Education is at the heart of Atlantic Street Center services. Programs and services help children and youth gain the academic, social, and emotional skills they need to thrive now and in the future. Center staff works to help children feel safe, supported and successful in the present, while at the same time helping them envision a future where they can achieve their educational goals, secure meaningful employ­ment, and become active, contributing members of the community.

We’re pleased to feature Atlantic Street Center as our September Giving Together partner. And you can help as well: For every ParentMap Honey purchase made, 5 percent of the profits will be donated directly to support Atlantic Street Center’s mission of helping youth and families.


New advisory group
Seattle Public Schools (SPS) is looking for families to serve on a special committee, the School-Family Partnerships Advisory Committee. Committee members will help advise the superintendent on the implementation of the School-Family Partnerships policy. The partnership is part of SPS’s Excellence for All strategic plan, which is focused on raising student achievement by ensuring excellence in the classroom, strengthening leadership throughout the district and building a successful infrastructure.

The committee will include as many as 35 parents, guardians and family members who represent the district’s population.

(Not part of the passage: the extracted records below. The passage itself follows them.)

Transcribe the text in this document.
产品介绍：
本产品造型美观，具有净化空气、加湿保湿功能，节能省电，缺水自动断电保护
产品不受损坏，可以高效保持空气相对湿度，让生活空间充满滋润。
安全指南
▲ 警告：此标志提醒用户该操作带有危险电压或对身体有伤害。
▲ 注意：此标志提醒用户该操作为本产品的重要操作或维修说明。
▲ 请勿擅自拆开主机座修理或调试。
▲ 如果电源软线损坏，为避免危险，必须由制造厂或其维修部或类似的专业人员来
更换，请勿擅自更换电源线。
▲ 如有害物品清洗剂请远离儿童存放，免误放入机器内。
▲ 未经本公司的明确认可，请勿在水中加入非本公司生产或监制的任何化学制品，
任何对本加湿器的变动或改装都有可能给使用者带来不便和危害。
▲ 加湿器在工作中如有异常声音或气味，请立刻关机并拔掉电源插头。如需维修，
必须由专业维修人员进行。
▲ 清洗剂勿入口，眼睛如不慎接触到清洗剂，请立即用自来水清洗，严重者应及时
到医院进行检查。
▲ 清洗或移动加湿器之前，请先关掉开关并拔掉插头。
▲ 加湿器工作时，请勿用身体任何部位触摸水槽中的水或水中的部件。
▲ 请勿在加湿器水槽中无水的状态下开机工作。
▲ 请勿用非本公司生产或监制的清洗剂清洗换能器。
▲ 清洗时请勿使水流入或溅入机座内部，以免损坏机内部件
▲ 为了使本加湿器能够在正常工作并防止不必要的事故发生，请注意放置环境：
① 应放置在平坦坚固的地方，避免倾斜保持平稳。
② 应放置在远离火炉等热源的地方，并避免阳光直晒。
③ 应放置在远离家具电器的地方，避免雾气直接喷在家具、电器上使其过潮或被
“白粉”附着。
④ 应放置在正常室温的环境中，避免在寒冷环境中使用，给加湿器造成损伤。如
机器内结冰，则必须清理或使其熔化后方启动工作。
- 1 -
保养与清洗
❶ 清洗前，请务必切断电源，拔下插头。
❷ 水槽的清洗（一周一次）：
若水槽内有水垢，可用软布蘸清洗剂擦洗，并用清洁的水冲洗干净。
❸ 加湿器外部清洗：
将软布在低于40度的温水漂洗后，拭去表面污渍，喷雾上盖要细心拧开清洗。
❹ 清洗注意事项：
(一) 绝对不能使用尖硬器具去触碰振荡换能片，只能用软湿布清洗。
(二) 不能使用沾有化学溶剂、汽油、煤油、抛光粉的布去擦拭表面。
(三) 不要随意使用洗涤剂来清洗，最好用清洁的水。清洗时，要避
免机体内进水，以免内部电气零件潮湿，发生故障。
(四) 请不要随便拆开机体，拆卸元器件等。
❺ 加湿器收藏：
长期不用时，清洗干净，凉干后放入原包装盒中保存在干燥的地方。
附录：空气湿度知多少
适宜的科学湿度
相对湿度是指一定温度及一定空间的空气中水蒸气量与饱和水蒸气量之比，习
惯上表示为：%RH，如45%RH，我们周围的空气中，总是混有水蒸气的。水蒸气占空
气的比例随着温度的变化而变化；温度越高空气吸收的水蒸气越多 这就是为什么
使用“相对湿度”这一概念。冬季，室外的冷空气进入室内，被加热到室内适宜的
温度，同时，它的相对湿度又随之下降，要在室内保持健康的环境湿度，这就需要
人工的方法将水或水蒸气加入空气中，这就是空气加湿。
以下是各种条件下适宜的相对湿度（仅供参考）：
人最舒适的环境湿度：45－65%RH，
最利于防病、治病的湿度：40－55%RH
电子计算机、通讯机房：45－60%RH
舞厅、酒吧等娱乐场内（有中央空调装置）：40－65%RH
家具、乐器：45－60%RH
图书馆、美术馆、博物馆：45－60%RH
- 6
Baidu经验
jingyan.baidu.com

Members will serve from September 2012 through October 2013 and meet once or twice a month. Applicants should submit an application form by Sept. 14. For more information, contact Bernardo Ruiz at 206-252-0693 or

Green leaders
Creekside Elementary School and Issaquah Middle School were recently named Washington state Green Leader Schools for their programs emphasizing environmental impact and energy efficiency. The U.S. Department of Education Green Ribbon Schools award honors schools that best succeed in helping reduce environmental impact and costs, and that offer effective environmental education

Makin’ music
For the fourth year in a row, the Edmonds School District has been designated a “Best Community for Music Education” in the United States. The district was honored by the NAMM Foundation, an organization that promotes music education in the schools. In all, 166 school districts were recognized. This year, the Edmonds district was the only district in Washington state to earn this honor.

Badminton boon
Lake Washington School District will add girls’ badminton as a sport in the spring of 2013. According to a district report, badminton was the top response to a survey question that asked, “Would you participate in the following sport(s) if the opportunity were available to you?” The district’s girls’ badminton teams will compete against each other and against teams from high schools in Bellevue and Mercer Island.

Top pot
Lakeside School ceramics instructors Jodi Rockwell and Jacob Foran collaborated to create a giant ceramic teapot for Bellevue College’s spring exhibit, “Teapots on the Edge,” which ran last March and April. Their teapot was a hit — and was noticed by well-known collectors Sonny and Gloria Kamm, and ultimately ended up in Los Angeles at the Kamm Teapot Foundation. Along with Rockwell and Foran’s creation are teapots by David Hockney and Roy Lichtenstein, Arman and Michael Lucero, Betty Woodman and Adrian Saxe. The Kamms have 17,000 teapots in their collection. Lakeside is an independent school in Seattle.